Findings: Subjects reported highly vivid memories but they were often simply wrong, or didn't make any sense..such as being at an event when they heard, when such event was not taking place at that time.

Conclusion: Possibility exists, that this loss of accuracy over time reflects the flexibility and reconstructive power of the mental system instead of questioning the original vividness of FB memory.

Limitation: Loss of accuracy over memories because the memory itself has been gone over too many times causing the memory to have a great possibility of being altered.


http://lhernandez13.wordpress.com/2010/10/18/53/


Flashbulb Memory- Brown & Kulik (1977)

In the study---Brown & Kulik (1977), redefined the way many viewed flashbulb memories.

The aim of the study was the investigate whether dramatic or personally significant events can cause "flashbulb" memories.

Procedure: They asked 40 white & 40 black Americans whether they recalled vivid memories of hearing of major events, such as, the assassinations of John F. Kennedy, Malcolm "X", Martin Luther King, and the day of Princess Diana's death. They tested their hypothesis by comparing non-consequential events against consequential events.

Findings: FB memory is more likely to be remembered for unexpected or shocking event, also personally relevant events.

Conclusion: Events that we place under dramatic or influential cause us stronger held memory of the event.

Limitation: Data is collected through a questionnaire, so accuracy is doubted.

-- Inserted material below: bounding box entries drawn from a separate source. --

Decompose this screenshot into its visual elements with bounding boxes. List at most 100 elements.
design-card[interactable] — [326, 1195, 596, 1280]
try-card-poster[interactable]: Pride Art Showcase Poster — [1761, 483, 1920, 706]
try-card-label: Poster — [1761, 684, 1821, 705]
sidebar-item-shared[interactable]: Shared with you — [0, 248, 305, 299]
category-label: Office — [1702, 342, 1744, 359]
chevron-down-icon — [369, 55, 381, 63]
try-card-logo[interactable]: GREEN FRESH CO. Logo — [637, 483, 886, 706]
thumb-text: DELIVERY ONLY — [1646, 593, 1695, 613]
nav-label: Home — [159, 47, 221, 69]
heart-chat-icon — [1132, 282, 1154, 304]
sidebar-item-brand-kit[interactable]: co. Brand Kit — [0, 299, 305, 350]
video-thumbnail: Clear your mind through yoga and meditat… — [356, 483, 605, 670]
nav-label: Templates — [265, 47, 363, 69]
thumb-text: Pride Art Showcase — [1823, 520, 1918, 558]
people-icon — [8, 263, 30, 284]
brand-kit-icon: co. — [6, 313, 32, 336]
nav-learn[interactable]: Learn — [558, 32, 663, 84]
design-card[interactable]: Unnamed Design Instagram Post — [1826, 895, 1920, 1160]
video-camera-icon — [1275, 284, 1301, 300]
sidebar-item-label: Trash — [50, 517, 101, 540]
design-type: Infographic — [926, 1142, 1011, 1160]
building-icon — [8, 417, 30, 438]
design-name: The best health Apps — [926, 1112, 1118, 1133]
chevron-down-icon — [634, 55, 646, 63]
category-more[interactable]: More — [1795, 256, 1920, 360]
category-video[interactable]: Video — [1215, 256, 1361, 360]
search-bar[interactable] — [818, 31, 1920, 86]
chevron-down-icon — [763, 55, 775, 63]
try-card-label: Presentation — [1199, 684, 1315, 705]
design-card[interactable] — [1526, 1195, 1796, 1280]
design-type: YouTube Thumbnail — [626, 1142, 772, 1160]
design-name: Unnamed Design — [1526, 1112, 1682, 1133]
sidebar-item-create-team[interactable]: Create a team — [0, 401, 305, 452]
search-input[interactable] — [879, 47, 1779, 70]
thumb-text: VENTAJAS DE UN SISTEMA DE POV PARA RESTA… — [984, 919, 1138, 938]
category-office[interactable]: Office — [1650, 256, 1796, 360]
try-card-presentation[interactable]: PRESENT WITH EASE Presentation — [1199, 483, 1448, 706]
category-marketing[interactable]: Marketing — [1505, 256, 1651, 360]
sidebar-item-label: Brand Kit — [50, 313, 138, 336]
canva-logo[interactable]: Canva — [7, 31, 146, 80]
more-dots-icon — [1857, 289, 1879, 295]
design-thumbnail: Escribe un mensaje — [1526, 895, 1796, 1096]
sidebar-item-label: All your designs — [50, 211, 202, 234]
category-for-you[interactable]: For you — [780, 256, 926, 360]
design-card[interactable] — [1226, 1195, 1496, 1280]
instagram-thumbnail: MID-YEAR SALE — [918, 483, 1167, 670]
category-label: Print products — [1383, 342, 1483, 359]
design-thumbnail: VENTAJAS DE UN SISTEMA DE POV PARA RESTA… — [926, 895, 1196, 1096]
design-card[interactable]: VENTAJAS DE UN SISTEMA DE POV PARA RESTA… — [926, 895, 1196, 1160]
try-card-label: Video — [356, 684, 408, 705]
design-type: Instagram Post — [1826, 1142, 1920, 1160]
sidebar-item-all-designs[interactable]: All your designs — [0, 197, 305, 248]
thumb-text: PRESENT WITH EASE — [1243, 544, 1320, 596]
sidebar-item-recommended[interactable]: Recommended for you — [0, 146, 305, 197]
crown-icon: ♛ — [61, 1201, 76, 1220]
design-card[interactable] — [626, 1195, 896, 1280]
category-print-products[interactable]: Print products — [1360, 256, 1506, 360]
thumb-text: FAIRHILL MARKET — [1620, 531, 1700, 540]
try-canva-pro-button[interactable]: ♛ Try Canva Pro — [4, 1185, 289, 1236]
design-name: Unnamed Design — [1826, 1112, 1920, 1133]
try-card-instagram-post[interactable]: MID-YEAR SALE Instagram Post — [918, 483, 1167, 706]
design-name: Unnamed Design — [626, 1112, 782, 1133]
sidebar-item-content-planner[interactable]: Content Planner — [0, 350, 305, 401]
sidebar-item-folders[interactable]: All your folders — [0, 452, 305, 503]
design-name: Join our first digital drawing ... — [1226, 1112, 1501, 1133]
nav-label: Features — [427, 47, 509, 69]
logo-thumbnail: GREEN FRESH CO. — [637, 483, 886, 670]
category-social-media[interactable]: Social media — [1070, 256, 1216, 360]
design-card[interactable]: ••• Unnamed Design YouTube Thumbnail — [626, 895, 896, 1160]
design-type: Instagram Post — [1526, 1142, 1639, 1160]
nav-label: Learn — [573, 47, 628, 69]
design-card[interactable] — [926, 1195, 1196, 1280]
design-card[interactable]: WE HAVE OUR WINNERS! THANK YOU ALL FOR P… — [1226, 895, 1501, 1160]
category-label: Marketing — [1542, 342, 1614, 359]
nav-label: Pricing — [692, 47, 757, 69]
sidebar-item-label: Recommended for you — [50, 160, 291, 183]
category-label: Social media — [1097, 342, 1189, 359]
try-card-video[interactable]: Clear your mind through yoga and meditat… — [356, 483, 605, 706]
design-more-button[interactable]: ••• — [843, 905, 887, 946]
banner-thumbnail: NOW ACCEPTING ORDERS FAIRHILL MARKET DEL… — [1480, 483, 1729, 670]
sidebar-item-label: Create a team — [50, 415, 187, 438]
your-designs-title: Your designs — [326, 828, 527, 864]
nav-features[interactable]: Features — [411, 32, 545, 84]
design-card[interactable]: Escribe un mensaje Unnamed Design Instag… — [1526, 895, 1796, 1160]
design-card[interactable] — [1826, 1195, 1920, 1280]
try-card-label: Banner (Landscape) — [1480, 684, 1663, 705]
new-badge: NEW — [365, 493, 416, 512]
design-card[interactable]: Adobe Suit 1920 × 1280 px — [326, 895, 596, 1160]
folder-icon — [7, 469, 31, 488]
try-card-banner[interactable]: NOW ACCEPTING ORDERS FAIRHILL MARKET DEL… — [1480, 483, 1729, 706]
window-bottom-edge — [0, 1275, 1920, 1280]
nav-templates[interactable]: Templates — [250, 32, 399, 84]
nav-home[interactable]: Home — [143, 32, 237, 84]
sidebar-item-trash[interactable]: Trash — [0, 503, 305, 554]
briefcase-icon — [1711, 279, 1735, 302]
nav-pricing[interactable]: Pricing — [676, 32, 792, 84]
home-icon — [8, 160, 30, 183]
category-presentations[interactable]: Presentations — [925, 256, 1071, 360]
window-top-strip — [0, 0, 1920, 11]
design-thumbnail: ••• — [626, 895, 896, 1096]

http://www.psychologistworld.com/memory/flashbulb.php

http://www.coursework.info/University/Biological_Sciences/Psychology/Psychometrics/Brown_and_Kulik_and_Flashbulb_Memories_L9731.html

Saturday, December 3, 2011

PTSD

PTSD Is Post Traumatic Stress Disorder, it's an actual disease or illness that affects the victim of this disorder mentally, physically, and emotionally. It is classified under Anxiety Disorders, though Anxiety is most definitely not all it comes with. The people with this disorder live daily differently then us, trying to avoid thoughts and feelings of the trauma that had once caused their suffering now. They tend to avoid place, people, or things that remind them of any of their traumatic experiences, and they are sensitive to things that to other people are normal but to them are treacherous. 
The symptoms of a sufferer include:
substance abuse ( to help take their mind off of the trauma)
a smaller hippocampus
have trouble keeping their realitionships
loneliness
panic- anxiety
emotional problems mostly in general,
sleep deprivation, etc.
The causes of PTSD are :
Any type of trauma
usually life-threatening, or witnessing a severe accident or severe "torture" to another human, being the victim of torture or kidnapping, sexual assaults, rape, murder, exposure to war combat, forms of abuse, etc.


Memory and Emotion greatly relate to PTSD, it is the cause of PTSD. If you wouldn't have had the memory of this traumatic experience then you would not think or care about it. If you didn't have emotion, the memory would mean nothing to you, you wouldn't dwell on it. It would fade away with time, and soon you would forget it ever happened.